The Pinch Test is the best way to determine whether your child’s car seat harness is tight enough, and it should be performed every time you use your seat. After you have fastened and tightened the straps, try to pinch the harness webbing horizontally above the chest clip at your child’s collarbone. If you are able to pinch and hold any harness webbing between your thumb and index finger, the harness is too loose. The harness is considered tight enough when you are unable to pinch ANY webbing between your fingers.
Once you have pulled the harness snug (pass the Pinch Test), slide the chest clip up and secure it at armpit level. The chest clip must be positioned level with your child’s armpit height every single time.
PRO TIP: for exact chest clip placement every single time, the Road Coat features a red alignment marker stitched on either side of the zipper within the inner jacket panel of the Road Coat to help you correctly identify where the chest clip should sit on your child. This red marker provides a visual guide and should be visible below the bottom edge of your seat’s chest clip. It’s the little but life-changing features like this and the split collar construction that allows the car seat harness to safely pass through the collar without adding any bulk that is true game-changers!!

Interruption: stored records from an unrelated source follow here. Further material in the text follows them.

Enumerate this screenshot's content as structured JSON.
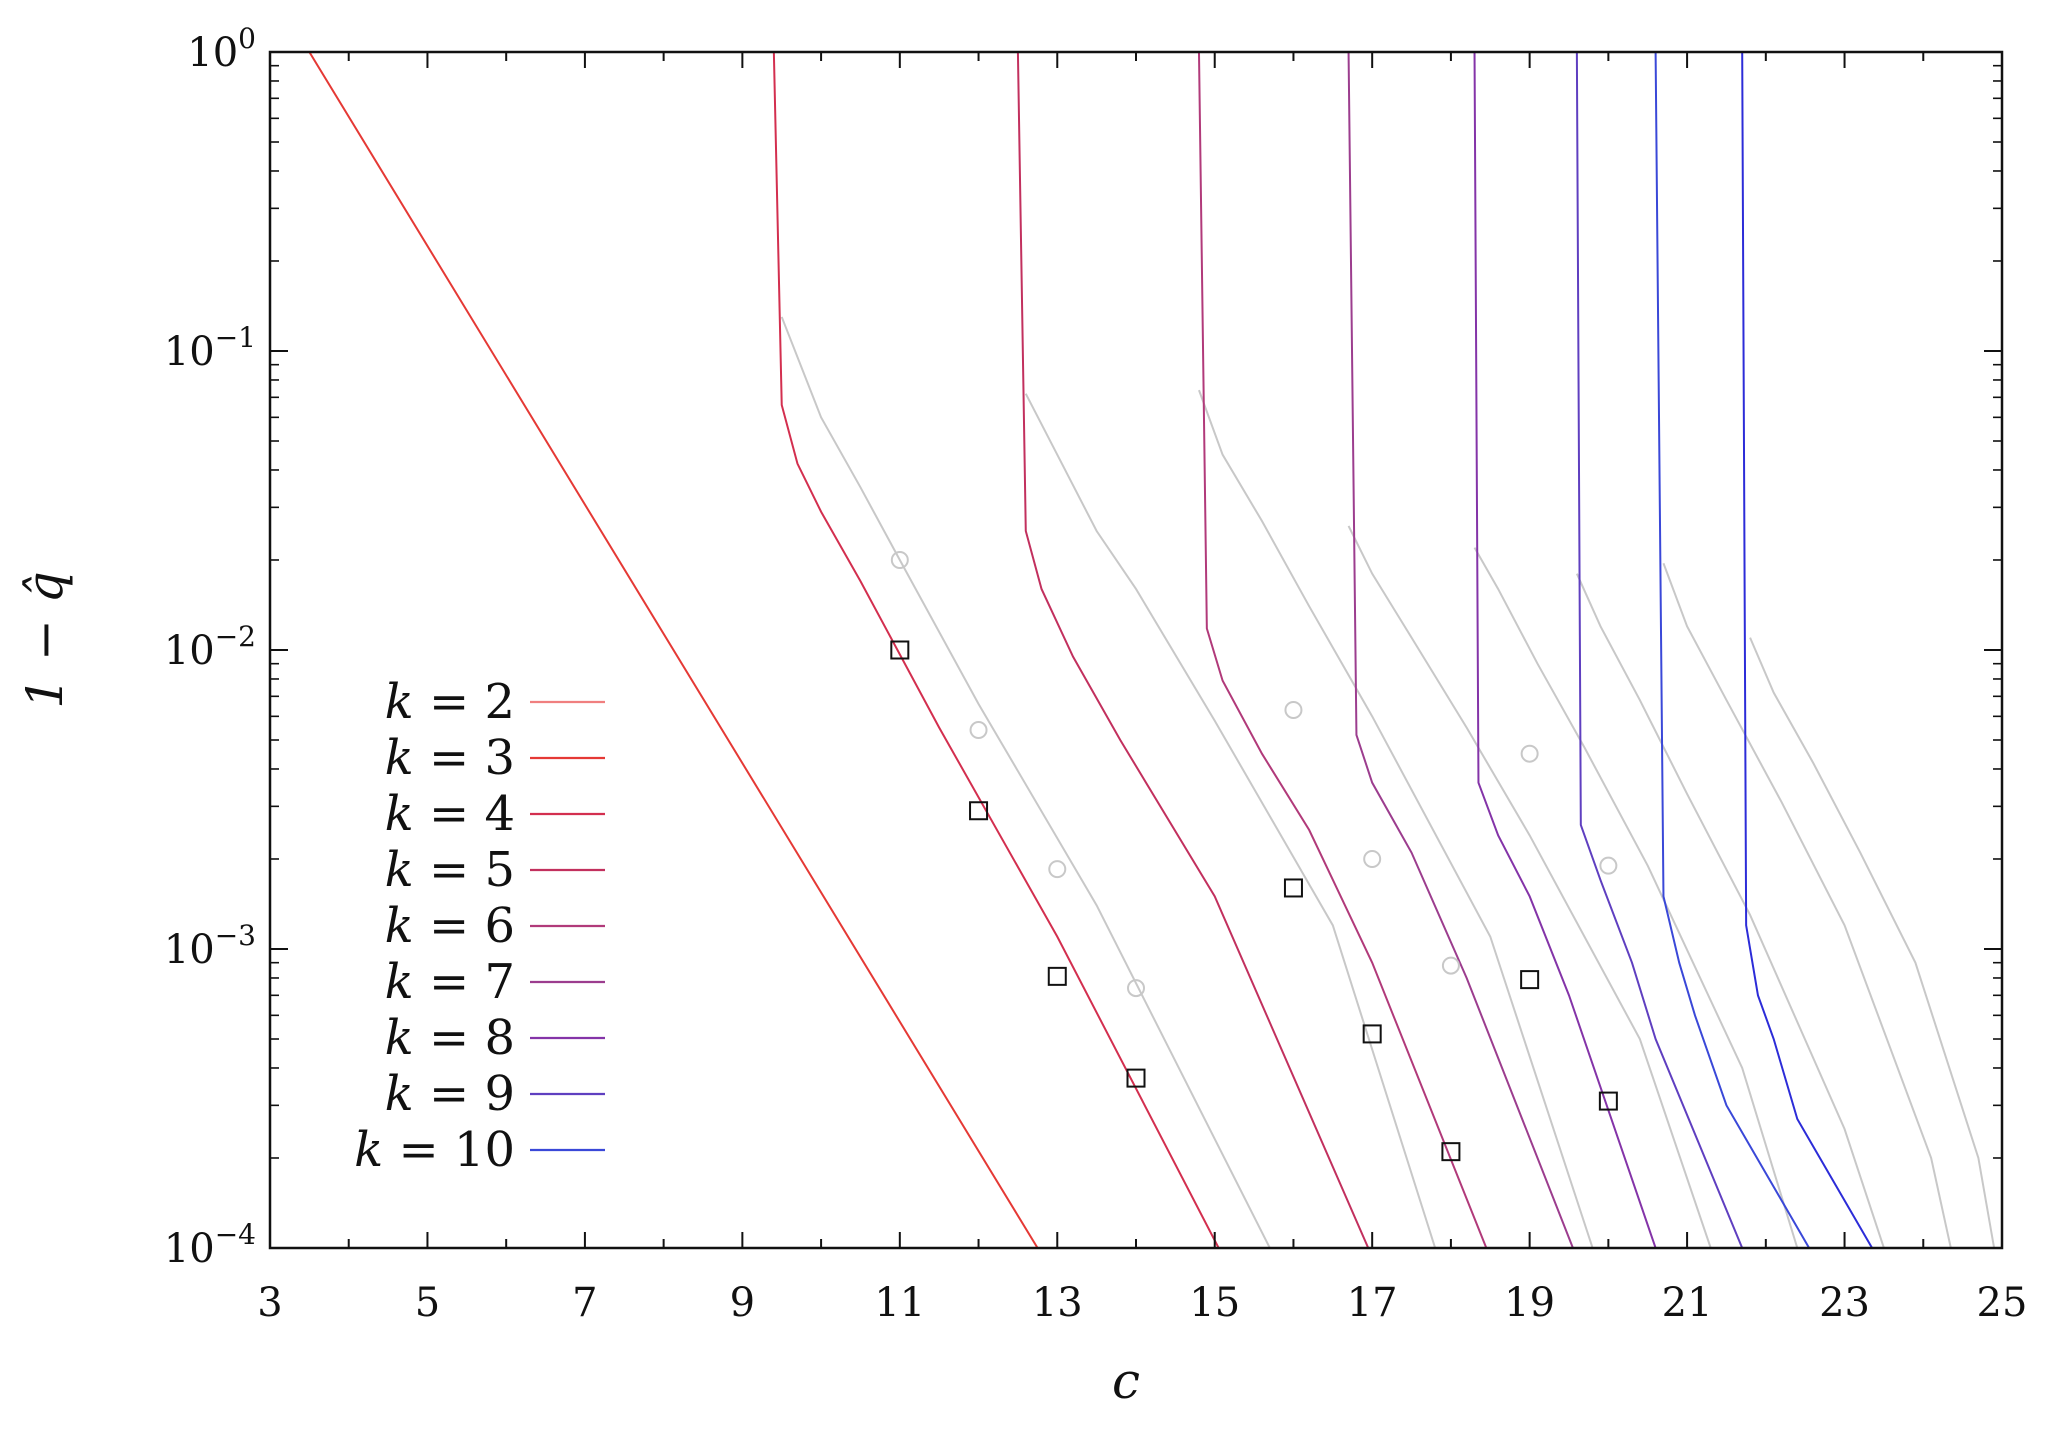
{
  "chart_data": {
    "type": "line",
    "title": "",
    "xlabel": "c",
    "ylabel": "1 − q̂",
    "xlim": [
      3,
      25
    ],
    "ylim": [
      0.0001,
      1
    ],
    "yscale": "log",
    "grid": false,
    "legend_position": "lower-left",
    "x_ticks": [
      "3",
      "5",
      "7",
      "9",
      "11",
      "13",
      "15",
      "17",
      "19",
      "21",
      "23",
      "25"
    ],
    "y_ticks": [
      {
        "value": 1,
        "base": "10",
        "exp": "0"
      },
      {
        "value": 0.1,
        "base": "10",
        "exp": "−1"
      },
      {
        "value": 0.01,
        "base": "10",
        "exp": "−2"
      },
      {
        "value": 0.001,
        "base": "10",
        "exp": "−3"
      },
      {
        "value": 0.0001,
        "base": "10",
        "exp": "−4"
      }
    ],
    "series": [
      {
        "name": "k = 2",
        "k": "2",
        "color": "#f07f7f",
        "points": []
      },
      {
        "name": "k = 3",
        "k": "3",
        "color": "#e53935",
        "points": [
          [
            3.4,
            1
          ],
          [
            3.5,
            1
          ],
          [
            12.75,
            0.0001
          ]
        ]
      },
      {
        "name": "k = 4",
        "k": "4",
        "color": "#d32f4f",
        "points": [
          [
            9.4,
            1
          ],
          [
            9.5,
            0.066
          ],
          [
            9.7,
            0.042
          ],
          [
            10.0,
            0.029
          ],
          [
            10.5,
            0.017
          ],
          [
            11.5,
            0.0055
          ],
          [
            13.0,
            0.0011
          ],
          [
            15.05,
            0.0001
          ]
        ]
      },
      {
        "name": "k = 5",
        "k": "5",
        "color": "#c2305e",
        "points": [
          [
            12.5,
            1
          ],
          [
            12.6,
            0.025
          ],
          [
            12.8,
            0.016
          ],
          [
            13.2,
            0.0095
          ],
          [
            13.8,
            0.005
          ],
          [
            15.0,
            0.0015
          ],
          [
            16.95,
            0.0001
          ]
        ]
      },
      {
        "name": "k = 6",
        "k": "6",
        "color": "#b13a7a",
        "points": [
          [
            14.8,
            1
          ],
          [
            14.9,
            0.0118
          ],
          [
            15.1,
            0.0079
          ],
          [
            15.6,
            0.0045
          ],
          [
            16.2,
            0.0025
          ],
          [
            17.0,
            0.0009
          ],
          [
            18.45,
            0.0001
          ]
        ]
      },
      {
        "name": "k = 7",
        "k": "7",
        "color": "#9c3d8e",
        "points": [
          [
            16.7,
            1
          ],
          [
            16.8,
            0.0052
          ],
          [
            17.0,
            0.0036
          ],
          [
            17.5,
            0.0021
          ],
          [
            18.2,
            0.0008
          ],
          [
            19.55,
            0.0001
          ]
        ]
      },
      {
        "name": "k = 8",
        "k": "8",
        "color": "#8434a8",
        "points": [
          [
            18.3,
            1
          ],
          [
            18.35,
            0.0036
          ],
          [
            18.6,
            0.0024
          ],
          [
            19.0,
            0.0015
          ],
          [
            19.5,
            0.0007
          ],
          [
            20.6,
            0.0001
          ]
        ]
      },
      {
        "name": "k = 9",
        "k": "9",
        "color": "#5f3fc0",
        "points": [
          [
            19.6,
            1
          ],
          [
            19.65,
            0.0026
          ],
          [
            19.9,
            0.0017
          ],
          [
            20.3,
            0.0009
          ],
          [
            20.6,
            0.0005
          ],
          [
            21.7,
            0.0001
          ]
        ]
      },
      {
        "name": "k = 10",
        "k": "10",
        "color": "#3a48d8",
        "points": [
          [
            20.6,
            1
          ],
          [
            20.7,
            0.0015
          ],
          [
            20.9,
            0.0009
          ],
          [
            21.1,
            0.0006
          ],
          [
            21.5,
            0.0003
          ],
          [
            22.55,
            0.0001
          ]
        ]
      },
      {
        "name": "",
        "k": "11",
        "color": "#2c2cd8",
        "points": [
          [
            21.7,
            1
          ],
          [
            21.75,
            0.0012
          ],
          [
            21.9,
            0.0007
          ],
          [
            22.1,
            0.0005
          ],
          [
            22.4,
            0.00027
          ],
          [
            23.35,
            0.0001
          ]
        ]
      }
    ],
    "gray_curves": [
      {
        "points": [
          [
            9.5,
            0.13
          ],
          [
            10.0,
            0.06
          ],
          [
            10.5,
            0.035
          ],
          [
            11.0,
            0.02
          ],
          [
            12.0,
            0.0066
          ],
          [
            13.5,
            0.0014
          ],
          [
            15.7,
            0.0001
          ]
        ]
      },
      {
        "points": [
          [
            12.6,
            0.072
          ],
          [
            13.0,
            0.045
          ],
          [
            13.5,
            0.025
          ],
          [
            14.0,
            0.016
          ],
          [
            15.0,
            0.0058
          ],
          [
            16.5,
            0.0012
          ],
          [
            17.8,
            0.0001
          ]
        ]
      },
      {
        "points": [
          [
            14.8,
            0.074
          ],
          [
            15.1,
            0.045
          ],
          [
            15.6,
            0.027
          ],
          [
            16.2,
            0.014
          ],
          [
            17.0,
            0.006
          ],
          [
            18.5,
            0.0011
          ],
          [
            19.8,
            0.0001
          ]
        ]
      },
      {
        "points": [
          [
            16.7,
            0.026
          ],
          [
            17.0,
            0.018
          ],
          [
            17.5,
            0.011
          ],
          [
            18.2,
            0.0055
          ],
          [
            19.0,
            0.0024
          ],
          [
            20.4,
            0.0005
          ],
          [
            21.3,
            0.0001
          ]
        ]
      },
      {
        "points": [
          [
            18.3,
            0.022
          ],
          [
            18.6,
            0.016
          ],
          [
            19.1,
            0.009
          ],
          [
            19.7,
            0.0047
          ],
          [
            20.5,
            0.0019
          ],
          [
            21.7,
            0.0004
          ],
          [
            22.4,
            0.0001
          ]
        ]
      },
      {
        "points": [
          [
            19.6,
            0.018
          ],
          [
            19.9,
            0.012
          ],
          [
            20.4,
            0.0068
          ],
          [
            21.0,
            0.0033
          ],
          [
            21.8,
            0.0013
          ],
          [
            23.0,
            0.00025
          ],
          [
            23.5,
            0.0001
          ]
        ]
      },
      {
        "points": [
          [
            20.7,
            0.0195
          ],
          [
            21.0,
            0.012
          ],
          [
            21.5,
            0.0068
          ],
          [
            22.2,
            0.0031
          ],
          [
            23.0,
            0.0012
          ],
          [
            24.1,
            0.0002
          ],
          [
            24.35,
            0.0001
          ]
        ]
      },
      {
        "points": [
          [
            21.8,
            0.011
          ],
          [
            22.1,
            0.0072
          ],
          [
            22.6,
            0.0042
          ],
          [
            23.2,
            0.0021
          ],
          [
            23.9,
            0.0009
          ],
          [
            24.7,
            0.0002
          ],
          [
            24.9,
            0.0001
          ]
        ]
      }
    ],
    "circles": [
      [
        11,
        0.02
      ],
      [
        12,
        0.0054
      ],
      [
        13,
        0.00185
      ],
      [
        14,
        0.00074
      ],
      [
        16,
        0.0063
      ],
      [
        17,
        0.002
      ],
      [
        18,
        0.00088
      ],
      [
        19,
        0.0045
      ],
      [
        20,
        0.0019
      ]
    ],
    "squares": [
      [
        11,
        0.01
      ],
      [
        12,
        0.0029
      ],
      [
        13,
        0.00081
      ],
      [
        14,
        0.00037
      ],
      [
        16,
        0.0016
      ],
      [
        17,
        0.00052
      ],
      [
        18,
        0.00021
      ],
      [
        19,
        0.00079
      ],
      [
        20,
        0.00031
      ]
    ],
    "colors": {
      "frame": "#111111",
      "gray": "#c8c8c8",
      "marker_circle": "#c8c8c8",
      "marker_square": "#111111"
    }
  }
}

Harness placement is more important than people appreciate. When a child is secured using the wrong harness slots, the seat cannot perform as designed. In the event of a crash, having the straps too high or too low can lead to excessive head movement, resulting in injuries that could have easily been prevented. In fact, having the harness straps incorrectly positioned can be equally dangerous to the straps being too loose.
Here’s the takeaway: Verify that the harness is snug every time you place your child in the car seat. Follow your car seat manufacturer’s instructions regarding when and how to adjust the harness, making sure to check the fit and readjust as your child grows. Take a moment and confirm that you’re using the CORRECT harness slots. You could save your child’s life!